Approximately 90 people develop CML in Sweden each year. A genetic abnormality in the Philadelphia chromosome causes the body to produce a protein that in turn signals cells to produce more and more white blood cells.
“Although the disease is chronic, it can be effectively slowed and controlled by medication. Early diagnosis is vital in order to avoid a more acute, difficultto-treat phase,” explains Rebecca Warfvinge, a researcher at the Department of Laboratory Medicine.

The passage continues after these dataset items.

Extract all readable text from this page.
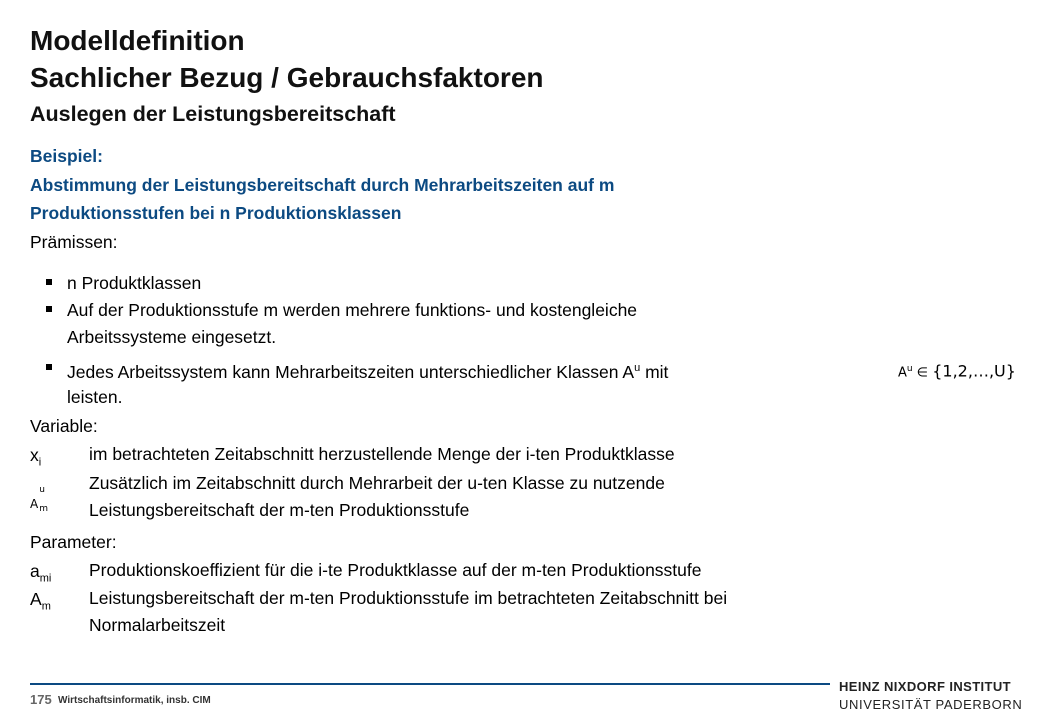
Modelldefinition
Sachlicher Bezug / Gebrauchsfaktoren
Auslegen der Leistungsbereitschaft
Beispiel:
Abstimmung der Leistungsbereitschaft durch Mehrarbeitszeiten auf m
Produktionsstufen bei n Produktionsklassen
Prämissen:
n Produktklassen
Auf der Produktionsstufe m werden mehrere funktions- und kostengleiche
Arbeitssysteme eingesetzt.
Jedes Arbeitssystem kann Mehrarbeitszeiten unterschiedlicher Klassen $A^u$ mit	$A^u$ ∈ {1,2,…,U}
leisten.
Variable:
$x_i$	im betrachteten Zeitabschnitt herzustellende Menge der i-ten Produktklasse
A
u
$_m$
Zusätzlich im Zeitabschnitt durch Mehrarbeit der u-ten Klasse zu nutzende
Leistungsbereitschaft der m-ten Produktionsstufe
Parameter:
$a_{mi}$ Produktionskoeffizient für die i-te Produktklasse auf der m-ten Produktionsstufe
$A_m$ Leistungsbereitschaft der m-ten Produktionsstufe im betrachteten Zeitabschnitt bei
Normalarbeitszeit
175 Wirtschaftsinformatik, insb. CIM
HEINZ NIXDORF INSTITUT
UNIVERSITÄT PADERBORN
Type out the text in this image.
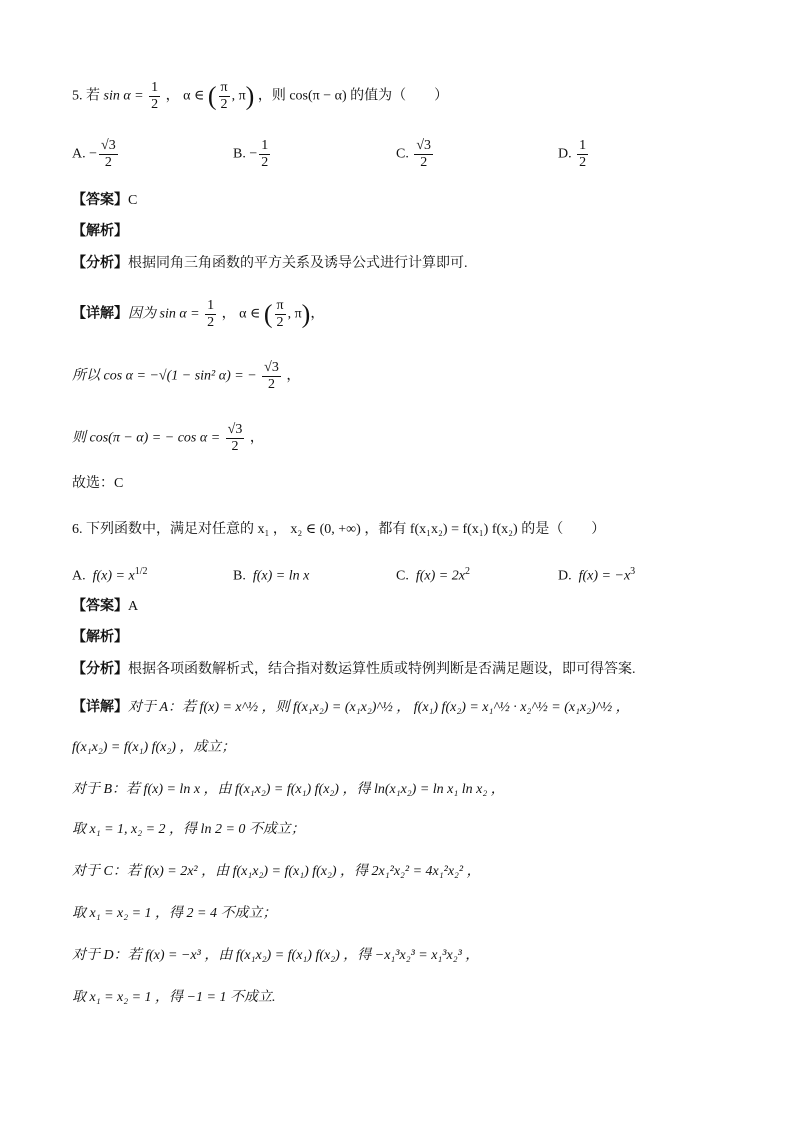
5. 若 $\sin \alpha = \frac{1}{2}$ ， α ∈ ( $\frac{\pi}{2}$ , π) ，则 cos(π − α) 的值为（　　）
A. − $\frac{√3}{2}$	B. − $\frac{1}{2}$	C. $\frac{√3}{2}$	D. $\frac{1}{2}$
【答案】C
【解析】
【分析】根据同角三角函数的平方关系及诱导公式进行计算即可.
【详解】因为 $\sin \alpha = \frac{1}{2}$ ， α ∈ ( $\frac{\pi}{2}$ , π)，
所以 cos α = −√(1 − sin² α) = − $\frac{√3}{2}$ ，
则 cos(π − α) = − $\cos \alpha = \frac{√3}{2}$ ，
故选：C
6. 下列函数中，满足对任意的 x₁ ， x₂ ∈ (0, +∞) ，都有 f(x₁x₂) = f(x₁) f(x₂) 的是（　　）
A. $f(x) = x^{1/2}$	B. f(x) = ln x	C. $f(x) = 2x^2$	D. $f(x) = -x^3$
【答案】A
【解析】
【分析】根据各项函数解析式，结合指对数运算性质或特例判断是否满足题设，即可得答案.
【详解】对于 A：若 f(x) = x^½ ，则 f(x₁x₂) = (x₁x₂)^½ ， f(x₁) f(x₂) = x₁^½ · x₂^½ = (x₁x₂)^½ ，
f(x₁x₂) = f(x₁) f(x₂) ，成立；
对于 B：若 f(x) = ln x ，由 f(x₁x₂) = f(x₁) f(x₂) ，得 ln(x₁x₂) = ln x₁ ln x₂ ，
取 x₁ = 1, x₂ = 2 ，得 ln 2 = 0 不成立；
对于 C：若 f(x) = 2x² ，由 f(x₁x₂) = f(x₁) f(x₂) ，得 2x₁²x₂² = 4x₁²x₂² ，
取 x₁ = x₂ = 1 ，得 2 = 4 不成立；
对于 D：若 f(x) = −x³ ，由 f(x₁x₂) = f(x₁) f(x₂) ，得 −x₁³x₂³ = x₁³x₂³ ，
取 x₁ = x₂ = 1 ，得 −1 = 1 不成立.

Recent decades have seen the development of new and much more effective drugs known as tyrosine kinase inhibitors (TKIs). TKIs block the myeloid-cell-producing protein, meaning that the prognosis for patients is now good, with a survival rate of around 90%. That said, lifelong treatment is required and patients respond differently to the available drugs.
Rebecca Warfvinge uses systematic RNA sequencing of large numbers of individual cells taken from CML patients to map c stem cells, in order to discover how differences in these can predict how the patient will respond to treatment. The challenge lies in detecting the specific CML genetic mutation in the mixture of healthy and leukaemic stem cells in the bone marrow.
“Our hope is that if we can succeed in identifying specific stem cell markers, these will not only provide an early prognosis for the patient but also have some long-term relevance to our ability to distinguish those patients who can discontinue treatment without risking a relapse,” concludes Rebecca Warfvinge.